No dia 19 de dezembro de 2014, uma juíza federal, no bojo dos autos 5082603-57.2014.404.7000/PR, deferiu pedido que antecipou os efeitos da tutela em decisão interlocutória para suspender os efeitos de uma decisão do Conselho Nacional de Justiça, tomada em Procedimento de Controle Administrativo em que se determinou o prosseguimento do certame público para serventias extrajudiciais de responsabilidade do Tribunal de Justiça de Santa Catarina (clique aqui para ler a decisão). Embora os fundamentos sejam sustentáveis, fiquei intrigado com o seguinte: como uma decisão de primeiro grau pode anular uma decisão de um órgão de cúpula como o CNJ?

Ora, a resposta é simples: em tese, a magistrada não poderia anular, porquanto estaria vinculada à própria decisão do CNJ, já que todos os órgãos do poder executivo e judiciário, dentre eles os magistrados federais de primeiro grau, devem obediência à decisão do dito Conselho (CRFB, artigo 103-B, caput, incisos II e III).

Eis aqui o busílis. E se um candidato, sentindo-se prejudicado com a liminar da magistrada, propor reclamação administrativa, perante o CNJ, pugnando pela efetivação de suas decisões? Se der cumprimento à sua decisão e cassar a liminar da juíza, caberá Mandado de Segurança para o Supremo Tribunal, em face do direito líquido e certo de acesso à uma prestação jurisdicional. Mas, por outro lado, se o CNJ não cassar a decisão da juíza, o candidato que propôs a reclamação administrativa poderá impetrar o mandamus ao STF também, mas com fundamento no direito líquido e certo de previsto no artigo 103-B da Carta Republicana, pois não?

Em suma: de um modo ou de outro, tudo acaba por desaguar no excelso pretório… Mas, por que a competência para todas as ações (além das “ações constitucionais”) contra o CNJ não são da competência do Supremo? Simples: Esta contradição sistêmica teve origem em um entendimento do próprio STF, que já denunciei na ConJur não faz muito tempo (clique aqui para ler). Diante da aludida decisão, decidi republicar os fundamentos utilizados naquela coluna para melhor explicar como tudo começou…

Explicando o problema concreto
A Constituição do Brasil, em seu artigo 102, inciso I, alínea ‘r’, estabelece que “Compete ao Supremo Tribunal Federal, precipuamente, a guarda da Constituição, cabendo-lhe processo e julgar originariamente as ações contra o Conselho Nacional de Justiça e o Conselho Nacional do Ministério Público”.

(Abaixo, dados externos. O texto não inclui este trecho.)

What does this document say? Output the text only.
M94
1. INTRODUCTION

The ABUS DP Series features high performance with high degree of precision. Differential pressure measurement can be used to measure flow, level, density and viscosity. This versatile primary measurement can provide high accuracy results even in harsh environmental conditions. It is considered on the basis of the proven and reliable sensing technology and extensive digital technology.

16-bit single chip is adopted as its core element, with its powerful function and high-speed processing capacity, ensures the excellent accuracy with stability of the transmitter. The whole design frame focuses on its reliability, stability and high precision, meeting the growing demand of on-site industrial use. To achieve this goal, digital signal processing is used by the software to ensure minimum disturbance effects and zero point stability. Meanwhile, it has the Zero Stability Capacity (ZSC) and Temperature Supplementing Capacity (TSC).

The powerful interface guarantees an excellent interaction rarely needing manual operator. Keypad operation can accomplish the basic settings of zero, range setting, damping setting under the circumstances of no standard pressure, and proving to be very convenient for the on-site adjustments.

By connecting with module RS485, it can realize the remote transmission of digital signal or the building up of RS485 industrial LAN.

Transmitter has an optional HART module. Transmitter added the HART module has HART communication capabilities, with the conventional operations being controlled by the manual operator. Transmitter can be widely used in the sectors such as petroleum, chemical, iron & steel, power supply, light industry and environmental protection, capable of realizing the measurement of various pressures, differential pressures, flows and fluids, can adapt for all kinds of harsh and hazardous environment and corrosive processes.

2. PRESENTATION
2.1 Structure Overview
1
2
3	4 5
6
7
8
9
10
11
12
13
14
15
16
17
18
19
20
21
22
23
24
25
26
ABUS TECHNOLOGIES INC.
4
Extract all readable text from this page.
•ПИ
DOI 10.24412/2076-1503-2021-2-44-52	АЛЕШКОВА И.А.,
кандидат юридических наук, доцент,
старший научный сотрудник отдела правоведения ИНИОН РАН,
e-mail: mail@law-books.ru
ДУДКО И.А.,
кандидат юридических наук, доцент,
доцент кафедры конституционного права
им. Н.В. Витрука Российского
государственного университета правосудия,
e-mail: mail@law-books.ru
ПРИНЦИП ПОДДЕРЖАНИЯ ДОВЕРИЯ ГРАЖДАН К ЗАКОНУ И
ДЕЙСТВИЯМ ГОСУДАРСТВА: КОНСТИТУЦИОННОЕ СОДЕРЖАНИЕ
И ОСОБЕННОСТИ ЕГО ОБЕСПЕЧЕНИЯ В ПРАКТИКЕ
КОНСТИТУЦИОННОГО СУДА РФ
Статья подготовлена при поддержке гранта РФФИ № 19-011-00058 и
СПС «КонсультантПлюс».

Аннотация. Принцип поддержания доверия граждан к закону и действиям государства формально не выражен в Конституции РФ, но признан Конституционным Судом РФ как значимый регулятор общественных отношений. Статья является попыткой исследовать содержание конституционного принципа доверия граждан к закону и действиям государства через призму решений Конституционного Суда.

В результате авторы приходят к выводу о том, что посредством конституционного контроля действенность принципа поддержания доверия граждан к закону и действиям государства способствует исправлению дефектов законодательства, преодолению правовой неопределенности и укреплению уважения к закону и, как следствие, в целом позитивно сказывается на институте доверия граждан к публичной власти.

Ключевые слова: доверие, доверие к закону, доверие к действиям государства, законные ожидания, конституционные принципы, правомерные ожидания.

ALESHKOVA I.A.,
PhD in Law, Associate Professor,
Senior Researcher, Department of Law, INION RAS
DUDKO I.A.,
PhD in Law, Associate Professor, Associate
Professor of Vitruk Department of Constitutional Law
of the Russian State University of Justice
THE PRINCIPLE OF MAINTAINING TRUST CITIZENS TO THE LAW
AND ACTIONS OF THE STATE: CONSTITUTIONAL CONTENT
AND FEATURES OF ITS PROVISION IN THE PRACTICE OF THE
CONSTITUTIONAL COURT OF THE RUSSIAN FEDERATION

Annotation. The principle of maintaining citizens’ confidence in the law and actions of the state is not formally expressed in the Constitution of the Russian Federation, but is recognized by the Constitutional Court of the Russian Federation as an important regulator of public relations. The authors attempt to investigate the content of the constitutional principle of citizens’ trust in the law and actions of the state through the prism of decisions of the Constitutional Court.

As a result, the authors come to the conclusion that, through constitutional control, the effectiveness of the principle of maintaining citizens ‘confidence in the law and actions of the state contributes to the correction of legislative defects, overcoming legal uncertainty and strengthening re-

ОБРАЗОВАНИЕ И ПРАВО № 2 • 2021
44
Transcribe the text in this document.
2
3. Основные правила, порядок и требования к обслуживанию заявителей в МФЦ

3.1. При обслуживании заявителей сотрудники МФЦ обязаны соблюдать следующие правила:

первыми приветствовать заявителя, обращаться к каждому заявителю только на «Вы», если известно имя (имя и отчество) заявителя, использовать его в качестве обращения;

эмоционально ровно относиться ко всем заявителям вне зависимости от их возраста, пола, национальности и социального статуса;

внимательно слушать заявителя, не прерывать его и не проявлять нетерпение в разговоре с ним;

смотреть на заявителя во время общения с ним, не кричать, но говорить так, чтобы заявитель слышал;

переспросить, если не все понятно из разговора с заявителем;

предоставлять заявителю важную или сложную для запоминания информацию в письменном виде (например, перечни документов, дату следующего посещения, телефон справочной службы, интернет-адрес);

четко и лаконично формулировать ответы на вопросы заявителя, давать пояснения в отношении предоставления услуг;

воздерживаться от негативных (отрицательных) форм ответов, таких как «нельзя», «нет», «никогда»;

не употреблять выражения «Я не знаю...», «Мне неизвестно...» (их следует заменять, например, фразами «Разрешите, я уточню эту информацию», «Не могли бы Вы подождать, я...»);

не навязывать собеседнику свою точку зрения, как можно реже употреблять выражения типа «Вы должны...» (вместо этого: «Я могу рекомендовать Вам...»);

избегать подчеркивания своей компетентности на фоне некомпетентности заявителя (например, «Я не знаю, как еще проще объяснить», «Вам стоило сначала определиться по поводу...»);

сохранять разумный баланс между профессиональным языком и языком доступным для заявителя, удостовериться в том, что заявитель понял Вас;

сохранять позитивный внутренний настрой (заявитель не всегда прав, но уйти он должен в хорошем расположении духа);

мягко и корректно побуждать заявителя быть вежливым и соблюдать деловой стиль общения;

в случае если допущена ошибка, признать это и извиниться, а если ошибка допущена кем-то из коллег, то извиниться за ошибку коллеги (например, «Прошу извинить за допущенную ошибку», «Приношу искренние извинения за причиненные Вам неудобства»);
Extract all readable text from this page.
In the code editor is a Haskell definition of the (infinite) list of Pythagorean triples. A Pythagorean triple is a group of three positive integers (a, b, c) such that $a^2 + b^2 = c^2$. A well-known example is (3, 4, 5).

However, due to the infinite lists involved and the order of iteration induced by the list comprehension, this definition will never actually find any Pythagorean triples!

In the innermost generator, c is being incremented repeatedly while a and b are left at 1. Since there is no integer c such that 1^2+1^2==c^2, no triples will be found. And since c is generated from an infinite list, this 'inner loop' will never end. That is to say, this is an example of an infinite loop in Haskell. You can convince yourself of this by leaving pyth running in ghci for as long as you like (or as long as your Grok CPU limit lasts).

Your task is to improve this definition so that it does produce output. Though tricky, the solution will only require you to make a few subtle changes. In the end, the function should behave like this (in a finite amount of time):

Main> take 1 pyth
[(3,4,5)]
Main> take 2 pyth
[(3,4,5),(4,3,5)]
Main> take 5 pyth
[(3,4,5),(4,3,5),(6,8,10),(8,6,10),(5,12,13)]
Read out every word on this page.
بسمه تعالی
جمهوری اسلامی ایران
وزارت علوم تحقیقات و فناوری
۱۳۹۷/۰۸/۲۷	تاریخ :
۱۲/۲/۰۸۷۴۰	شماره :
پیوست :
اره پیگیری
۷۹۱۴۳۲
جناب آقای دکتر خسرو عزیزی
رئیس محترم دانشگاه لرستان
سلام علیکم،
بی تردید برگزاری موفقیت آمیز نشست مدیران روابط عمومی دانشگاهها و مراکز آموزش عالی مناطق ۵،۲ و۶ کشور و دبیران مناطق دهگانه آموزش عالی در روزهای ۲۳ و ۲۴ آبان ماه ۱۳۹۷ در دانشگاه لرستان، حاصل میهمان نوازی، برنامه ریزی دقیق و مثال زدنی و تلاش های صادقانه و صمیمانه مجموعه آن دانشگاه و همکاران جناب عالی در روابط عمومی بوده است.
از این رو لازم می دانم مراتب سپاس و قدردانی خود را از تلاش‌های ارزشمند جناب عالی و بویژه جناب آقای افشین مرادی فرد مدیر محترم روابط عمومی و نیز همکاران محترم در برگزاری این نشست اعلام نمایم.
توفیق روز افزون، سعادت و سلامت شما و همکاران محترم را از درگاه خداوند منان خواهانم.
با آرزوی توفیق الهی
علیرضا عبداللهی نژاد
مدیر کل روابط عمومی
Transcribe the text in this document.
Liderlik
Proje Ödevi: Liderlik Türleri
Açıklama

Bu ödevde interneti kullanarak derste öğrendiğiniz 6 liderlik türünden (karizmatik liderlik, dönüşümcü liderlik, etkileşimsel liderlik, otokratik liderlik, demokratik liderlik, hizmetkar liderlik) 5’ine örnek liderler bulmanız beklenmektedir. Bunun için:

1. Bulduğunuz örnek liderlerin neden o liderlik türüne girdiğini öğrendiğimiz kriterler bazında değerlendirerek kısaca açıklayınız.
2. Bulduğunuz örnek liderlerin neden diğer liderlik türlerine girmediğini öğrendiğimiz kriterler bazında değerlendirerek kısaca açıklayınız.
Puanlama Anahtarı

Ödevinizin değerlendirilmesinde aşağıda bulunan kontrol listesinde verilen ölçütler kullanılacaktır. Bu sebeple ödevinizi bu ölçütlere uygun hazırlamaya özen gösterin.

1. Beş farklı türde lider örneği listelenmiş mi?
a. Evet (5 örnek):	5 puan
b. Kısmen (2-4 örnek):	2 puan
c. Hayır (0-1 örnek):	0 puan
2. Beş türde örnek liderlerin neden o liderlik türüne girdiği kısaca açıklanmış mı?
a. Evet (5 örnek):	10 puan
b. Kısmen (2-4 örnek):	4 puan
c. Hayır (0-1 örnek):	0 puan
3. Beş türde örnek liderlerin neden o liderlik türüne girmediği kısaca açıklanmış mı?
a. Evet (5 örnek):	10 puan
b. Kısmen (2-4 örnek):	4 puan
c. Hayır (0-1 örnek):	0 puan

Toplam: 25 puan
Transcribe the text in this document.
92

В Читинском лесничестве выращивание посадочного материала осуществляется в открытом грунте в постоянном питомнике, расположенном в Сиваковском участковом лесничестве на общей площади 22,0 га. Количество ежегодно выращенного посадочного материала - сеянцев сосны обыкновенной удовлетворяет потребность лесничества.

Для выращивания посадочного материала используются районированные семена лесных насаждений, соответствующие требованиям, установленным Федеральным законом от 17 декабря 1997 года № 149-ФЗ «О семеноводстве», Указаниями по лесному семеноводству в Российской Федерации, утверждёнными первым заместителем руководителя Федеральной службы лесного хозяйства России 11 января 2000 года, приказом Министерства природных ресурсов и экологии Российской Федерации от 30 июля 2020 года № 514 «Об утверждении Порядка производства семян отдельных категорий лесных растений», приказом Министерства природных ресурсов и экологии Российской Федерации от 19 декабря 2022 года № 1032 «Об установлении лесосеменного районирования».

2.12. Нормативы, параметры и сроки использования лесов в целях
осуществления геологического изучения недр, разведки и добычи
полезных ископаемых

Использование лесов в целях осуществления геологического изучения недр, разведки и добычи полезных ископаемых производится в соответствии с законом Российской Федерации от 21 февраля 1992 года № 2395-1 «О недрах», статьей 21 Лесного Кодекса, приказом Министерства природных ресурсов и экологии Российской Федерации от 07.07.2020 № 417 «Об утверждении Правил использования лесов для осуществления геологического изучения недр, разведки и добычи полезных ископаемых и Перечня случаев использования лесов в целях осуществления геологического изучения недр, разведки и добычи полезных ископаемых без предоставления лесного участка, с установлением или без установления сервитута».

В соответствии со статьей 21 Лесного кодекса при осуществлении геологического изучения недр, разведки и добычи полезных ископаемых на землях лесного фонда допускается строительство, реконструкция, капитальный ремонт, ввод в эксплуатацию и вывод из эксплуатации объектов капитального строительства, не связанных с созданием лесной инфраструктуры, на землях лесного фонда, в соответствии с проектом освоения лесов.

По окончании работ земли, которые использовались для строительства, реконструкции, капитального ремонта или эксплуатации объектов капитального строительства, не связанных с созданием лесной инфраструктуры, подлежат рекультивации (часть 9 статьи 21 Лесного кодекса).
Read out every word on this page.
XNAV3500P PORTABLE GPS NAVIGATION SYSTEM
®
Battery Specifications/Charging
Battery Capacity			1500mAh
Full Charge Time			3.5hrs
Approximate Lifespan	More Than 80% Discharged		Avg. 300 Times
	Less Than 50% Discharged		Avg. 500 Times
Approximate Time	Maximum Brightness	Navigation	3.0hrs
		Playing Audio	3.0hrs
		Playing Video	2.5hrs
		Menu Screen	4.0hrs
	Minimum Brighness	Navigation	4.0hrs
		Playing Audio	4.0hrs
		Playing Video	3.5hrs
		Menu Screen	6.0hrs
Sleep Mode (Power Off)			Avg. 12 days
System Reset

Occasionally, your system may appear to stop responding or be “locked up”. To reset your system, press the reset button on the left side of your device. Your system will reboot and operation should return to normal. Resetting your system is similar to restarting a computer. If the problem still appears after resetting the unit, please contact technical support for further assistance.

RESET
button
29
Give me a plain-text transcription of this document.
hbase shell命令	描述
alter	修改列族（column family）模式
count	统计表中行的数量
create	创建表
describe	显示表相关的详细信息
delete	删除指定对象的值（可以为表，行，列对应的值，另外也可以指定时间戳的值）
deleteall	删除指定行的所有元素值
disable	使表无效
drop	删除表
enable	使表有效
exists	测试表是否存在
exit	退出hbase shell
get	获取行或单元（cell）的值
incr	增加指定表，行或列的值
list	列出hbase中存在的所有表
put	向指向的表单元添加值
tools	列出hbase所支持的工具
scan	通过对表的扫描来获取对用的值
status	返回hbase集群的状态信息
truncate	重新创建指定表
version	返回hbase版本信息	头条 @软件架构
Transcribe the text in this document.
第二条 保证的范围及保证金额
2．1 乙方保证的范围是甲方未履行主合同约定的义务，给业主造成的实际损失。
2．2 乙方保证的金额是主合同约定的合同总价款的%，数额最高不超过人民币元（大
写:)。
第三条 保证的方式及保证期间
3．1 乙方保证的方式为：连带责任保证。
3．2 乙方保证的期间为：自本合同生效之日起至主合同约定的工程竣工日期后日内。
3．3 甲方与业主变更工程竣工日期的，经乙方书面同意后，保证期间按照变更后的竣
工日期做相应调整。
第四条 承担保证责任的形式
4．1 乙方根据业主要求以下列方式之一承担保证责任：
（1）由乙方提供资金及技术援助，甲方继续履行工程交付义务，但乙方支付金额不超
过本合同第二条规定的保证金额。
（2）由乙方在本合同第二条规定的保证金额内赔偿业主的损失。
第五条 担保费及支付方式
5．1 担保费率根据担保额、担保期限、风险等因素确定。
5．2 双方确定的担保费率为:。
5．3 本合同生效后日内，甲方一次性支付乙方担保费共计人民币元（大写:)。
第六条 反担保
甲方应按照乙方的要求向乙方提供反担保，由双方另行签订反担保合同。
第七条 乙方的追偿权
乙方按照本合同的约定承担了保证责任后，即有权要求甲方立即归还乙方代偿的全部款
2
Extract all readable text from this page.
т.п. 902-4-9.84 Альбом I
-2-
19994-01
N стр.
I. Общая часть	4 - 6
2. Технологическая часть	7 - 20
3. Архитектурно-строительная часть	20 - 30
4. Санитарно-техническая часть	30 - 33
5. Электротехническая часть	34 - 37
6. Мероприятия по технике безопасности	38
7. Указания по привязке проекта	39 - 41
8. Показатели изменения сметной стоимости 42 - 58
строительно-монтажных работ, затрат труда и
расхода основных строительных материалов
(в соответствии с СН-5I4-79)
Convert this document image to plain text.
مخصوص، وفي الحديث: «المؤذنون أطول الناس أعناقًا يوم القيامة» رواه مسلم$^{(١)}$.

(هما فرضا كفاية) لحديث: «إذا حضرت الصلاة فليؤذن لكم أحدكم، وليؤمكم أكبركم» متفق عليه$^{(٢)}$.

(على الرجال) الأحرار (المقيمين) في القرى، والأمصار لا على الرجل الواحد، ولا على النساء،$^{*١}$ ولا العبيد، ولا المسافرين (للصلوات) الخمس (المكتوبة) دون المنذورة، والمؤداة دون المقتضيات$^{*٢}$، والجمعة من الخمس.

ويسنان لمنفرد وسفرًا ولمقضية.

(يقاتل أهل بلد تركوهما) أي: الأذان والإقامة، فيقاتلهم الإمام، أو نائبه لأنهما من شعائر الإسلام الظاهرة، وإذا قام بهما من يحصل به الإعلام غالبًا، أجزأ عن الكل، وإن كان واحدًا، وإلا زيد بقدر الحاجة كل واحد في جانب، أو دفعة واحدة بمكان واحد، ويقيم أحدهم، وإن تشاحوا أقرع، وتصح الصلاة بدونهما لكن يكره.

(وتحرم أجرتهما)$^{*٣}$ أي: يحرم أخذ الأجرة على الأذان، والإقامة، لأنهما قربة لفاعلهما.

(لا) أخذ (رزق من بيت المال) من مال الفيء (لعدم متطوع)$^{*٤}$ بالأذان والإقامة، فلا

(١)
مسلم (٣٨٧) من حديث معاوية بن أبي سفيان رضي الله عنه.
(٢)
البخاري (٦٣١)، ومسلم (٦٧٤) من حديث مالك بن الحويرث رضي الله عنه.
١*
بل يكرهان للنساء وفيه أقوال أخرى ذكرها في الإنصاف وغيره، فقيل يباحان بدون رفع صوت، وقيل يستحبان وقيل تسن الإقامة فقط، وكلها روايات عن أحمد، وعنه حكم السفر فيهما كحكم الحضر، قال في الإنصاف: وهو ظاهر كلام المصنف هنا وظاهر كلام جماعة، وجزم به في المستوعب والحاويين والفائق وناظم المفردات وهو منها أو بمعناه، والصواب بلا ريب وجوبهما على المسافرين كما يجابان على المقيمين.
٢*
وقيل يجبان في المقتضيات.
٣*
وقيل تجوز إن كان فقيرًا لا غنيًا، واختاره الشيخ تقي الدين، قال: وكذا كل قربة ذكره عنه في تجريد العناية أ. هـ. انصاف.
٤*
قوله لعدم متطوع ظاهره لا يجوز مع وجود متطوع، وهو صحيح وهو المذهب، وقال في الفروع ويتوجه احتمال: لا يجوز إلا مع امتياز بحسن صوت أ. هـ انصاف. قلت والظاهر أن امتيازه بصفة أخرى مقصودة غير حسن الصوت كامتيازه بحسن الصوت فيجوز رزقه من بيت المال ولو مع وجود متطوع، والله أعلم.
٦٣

Pois bem. Ao ser ajuizada a Ação Ordinária 1.706-DF na Suprema Corte, a União postula a declaração da nulidade da decisão do CNJ em um determinado Processo de Controle Administrativo (PCA), na parte em que considerou legais os pagamentos efetivados pelo Superior Tribunal de Justiça e pela Justiça Federal a seus servidores em desacordo com o Acórdão 582/2003 do TCU, a fim de que os processos individuais de cobrança retomem os seus respectivos cursos. No entanto, a discussão voltou-se para uma questão de ordem processual precedente à análise do mérito da demanda. E então a coisa complica.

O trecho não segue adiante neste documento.